A team led by Prof. LU Zhengtian and Researcher XIA Tian from the University of Science and Technology of China (USTC) realized Schrödinger-cat state with minute-scale lifetime using optically trapped cold atoms, significantly enhancing the sensitivity of quantum metrology measurement. The study was published in Nature Photonics.

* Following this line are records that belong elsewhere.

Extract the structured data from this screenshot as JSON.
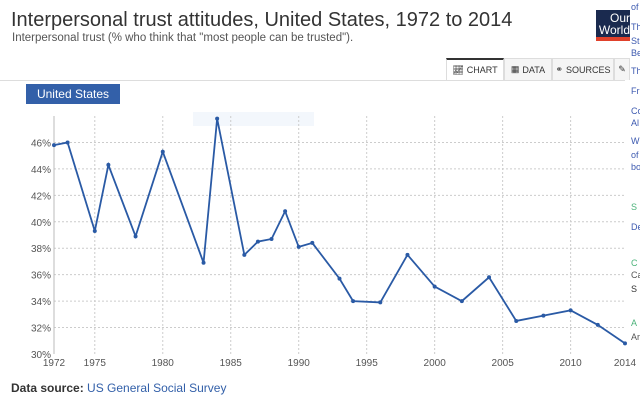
{
  "header": {
    "title": "Interpersonal trust attitudes, United States, 1972 to 2014",
    "subtitle": "Interpersonal trust (% who think that \"most people can be trusted\").",
    "logo": "Our World in Data"
  },
  "tabs": [
    {
      "label": "CHART",
      "icon": "line-chart-icon",
      "active": true
    },
    {
      "label": "DATA",
      "icon": "table-icon",
      "active": false
    },
    {
      "label": "SOURCES",
      "icon": "link-icon",
      "active": false
    }
  ],
  "entity_button": "United States",
  "footer": {
    "label": "Data source:",
    "source": "US General Social Survey"
  },
  "sidebar_fragments": [
    "of",
    "Th",
    "St",
    "Be",
    "Th",
    "Fr",
    "Co",
    "Al",
    "W",
    "of",
    "bo",
    "S",
    "De",
    "C",
    "Ca",
    "S",
    "A",
    "Ar"
  ],
  "colors": {
    "series": "#2a5aa5",
    "entity": "#3360a9",
    "grid": "#cccccc"
  },
  "chart_data": {
    "type": "line",
    "title": "Interpersonal trust attitudes, United States, 1972 to 2014",
    "subtitle": "Interpersonal trust (% who think that \"most people can be trusted\").",
    "xlim": [
      1972,
      2014
    ],
    "ylim": [
      30,
      48
    ],
    "grid": true,
    "x_ticks": [
      "1972",
      "1975",
      "1980",
      "1985",
      "1990",
      "1995",
      "2000",
      "2005",
      "2010",
      "2014"
    ],
    "y_ticks": [
      "30%",
      "32%",
      "34%",
      "36%",
      "38%",
      "40%",
      "42%",
      "44%",
      "46%"
    ],
    "series": [
      {
        "name": "United States",
        "x": [
          1972,
          1973,
          1975,
          1976,
          1978,
          1980,
          1983,
          1984,
          1986,
          1987,
          1988,
          1989,
          1990,
          1991,
          1993,
          1994,
          1996,
          1998,
          2000,
          2002,
          2004,
          2006,
          2008,
          2010,
          2012,
          2014
        ],
        "y": [
          45.8,
          46.0,
          39.3,
          44.3,
          38.9,
          45.3,
          36.9,
          47.8,
          37.5,
          38.5,
          38.7,
          40.8,
          38.1,
          38.4,
          35.7,
          34.0,
          33.9,
          37.5,
          35.1,
          34.0,
          35.8,
          32.5,
          32.9,
          33.3,
          32.2,
          30.8
        ]
      }
    ]
  }
}
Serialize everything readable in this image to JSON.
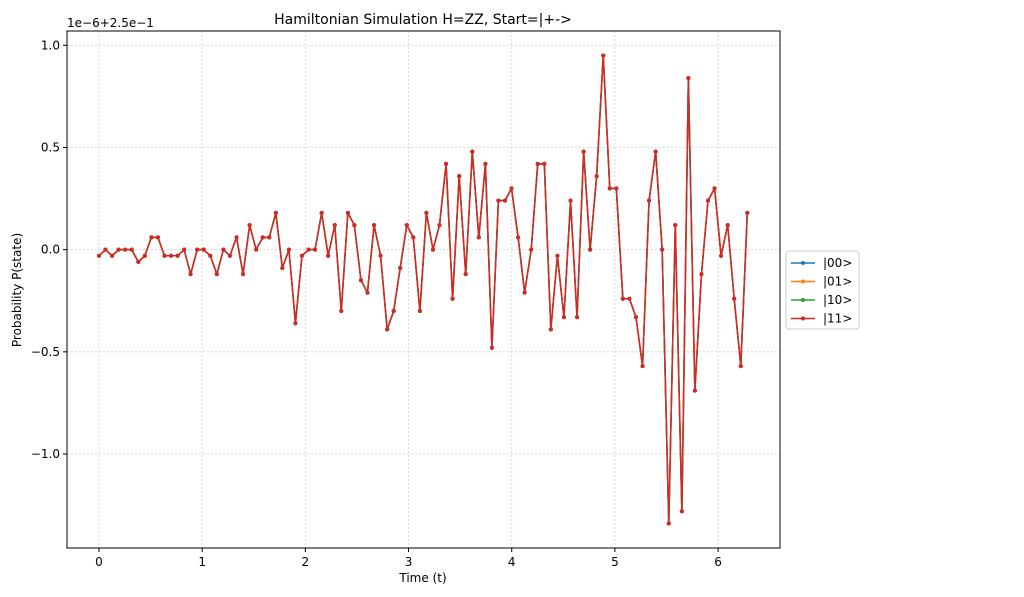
{
  "chart_data": {
    "type": "line",
    "title": "Hamiltonian Simulation H=ZZ, Start=|+->",
    "xlabel": "Time (t)",
    "ylabel": "Probability P(state)",
    "offset_text": "1e−6+2.5e−1",
    "xlim": [
      -0.31,
      6.6
    ],
    "ylim": [
      -1.46,
      1.07
    ],
    "xticks": [
      0,
      1,
      2,
      3,
      4,
      5,
      6
    ],
    "xtick_labels": [
      "0",
      "1",
      "2",
      "3",
      "4",
      "5",
      "6"
    ],
    "yticks": [
      -1.0,
      -0.5,
      0.0,
      0.5,
      1.0
    ],
    "ytick_labels": [
      "−1.0",
      "−0.5",
      "0.0",
      "0.5",
      "1.0"
    ],
    "grid": true,
    "legend_position": "center-right outside",
    "y_units_note": "values are (P - 0.25) x 1e6",
    "series": [
      {
        "name": "|00>",
        "color": "#1f77b4"
      },
      {
        "name": "|01>",
        "color": "#ff7f0e"
      },
      {
        "name": "|10>",
        "color": "#2ca02c"
      },
      {
        "name": "|11>",
        "color": "#d62728"
      }
    ],
    "x": [
      0.0,
      0.063,
      0.127,
      0.19,
      0.254,
      0.317,
      0.381,
      0.444,
      0.508,
      0.571,
      0.635,
      0.698,
      0.762,
      0.825,
      0.888,
      0.952,
      1.015,
      1.079,
      1.142,
      1.206,
      1.269,
      1.333,
      1.396,
      1.46,
      1.523,
      1.587,
      1.65,
      1.714,
      1.777,
      1.841,
      1.904,
      1.967,
      2.031,
      2.094,
      2.158,
      2.221,
      2.285,
      2.348,
      2.412,
      2.475,
      2.539,
      2.602,
      2.666,
      2.729,
      2.793,
      2.856,
      2.919,
      2.983,
      3.046,
      3.11,
      3.173,
      3.237,
      3.3,
      3.364,
      3.427,
      3.491,
      3.554,
      3.618,
      3.681,
      3.745,
      3.808,
      3.871,
      3.935,
      3.998,
      4.062,
      4.125,
      4.189,
      4.252,
      4.316,
      4.379,
      4.443,
      4.506,
      4.57,
      4.633,
      4.697,
      4.76,
      4.823,
      4.887,
      4.95,
      5.014,
      5.077,
      5.141,
      5.204,
      5.268,
      5.331,
      5.395,
      5.458,
      5.522,
      5.585,
      5.649,
      5.712,
      5.775,
      5.839,
      5.902,
      5.966,
      6.029,
      6.093,
      6.156,
      6.22,
      6.283
    ],
    "values": [
      -0.03,
      0.0,
      -0.03,
      0.0,
      0.0,
      0.0,
      -0.06,
      -0.03,
      0.06,
      0.06,
      -0.03,
      -0.03,
      -0.03,
      0.0,
      -0.12,
      0.0,
      0.0,
      -0.03,
      -0.12,
      0.0,
      -0.03,
      0.06,
      -0.12,
      0.12,
      0.0,
      0.06,
      0.06,
      0.18,
      -0.09,
      0.0,
      -0.36,
      -0.03,
      0.0,
      0.0,
      0.18,
      -0.03,
      0.12,
      -0.3,
      0.18,
      0.12,
      -0.15,
      -0.21,
      0.12,
      -0.03,
      -0.39,
      -0.3,
      -0.09,
      0.12,
      0.06,
      -0.3,
      0.18,
      0.0,
      0.12,
      0.42,
      -0.24,
      0.36,
      -0.12,
      0.48,
      0.06,
      0.42,
      -0.48,
      0.24,
      0.24,
      0.3,
      0.06,
      -0.21,
      0.0,
      0.42,
      0.42,
      -0.39,
      -0.03,
      -0.33,
      0.24,
      -0.33,
      0.48,
      0.0,
      0.36,
      0.95,
      0.3,
      0.3,
      -0.24,
      -0.24,
      -0.33,
      -0.57,
      0.24,
      0.48,
      0.0,
      -1.34,
      0.12,
      -1.28,
      0.84,
      -0.69,
      -0.12,
      0.24,
      0.3,
      -0.03,
      0.12,
      -0.24,
      -0.57,
      0.18
    ]
  }
}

In quantum metrology, particle spin not only serves as a potent probe for measuring magnetic fields, inertia, and a variety of physical phenomena, but also holds potential for exploring new physics beyond the Standard Model. High-spin Schrödinger-cat state, a superposition of two oppositely directed and furthest-apart spin states, offers significant advantages for spin measurements. On one hand, the high spin quantum number amplifies the precession frequency signal. On the other hand, the cat states are insensitive to some environmental interference, thus suppressing measurement noise. However, one major technical challenge in applying cat states in experiments is how to maintain a sufficiently long coherence time.
The spins of 173Yb atoms form a Schrödinger-cat state within a one-dimensional optical lattice. (Image by YANG Yang et al.)
To address this challenge, the research team first trapped 173Yb atoms with a spin of 5/2 in an optical lattice. By controlling laser pulses to induce nonlinear light shifts on the ground states of the atoms, they successfully prepare a superposition state consisting of two spin projections, +5/2 and -5/2. This state, namely the Schrödinger-cat state, exhibits enhanced magnetic field sensitivity and experiences identical light shifts in the optical lattice, residing within a decoherence-free subspace. Therefore, it is immune to intensity noise and spatial variations of the lattice.
Experimental results indicated that the coherence time of this cat state exceeded 20 minutes. Utilizing Ramsey interferometry, the researchers confirmed that the phase measurement sensitivity approached the Heisenberg limit.
This long-lived Schrödinger-cat state paves a new way for atomic magnetometry, quantum computations, and the exploration of new physics beyond the Standard Model.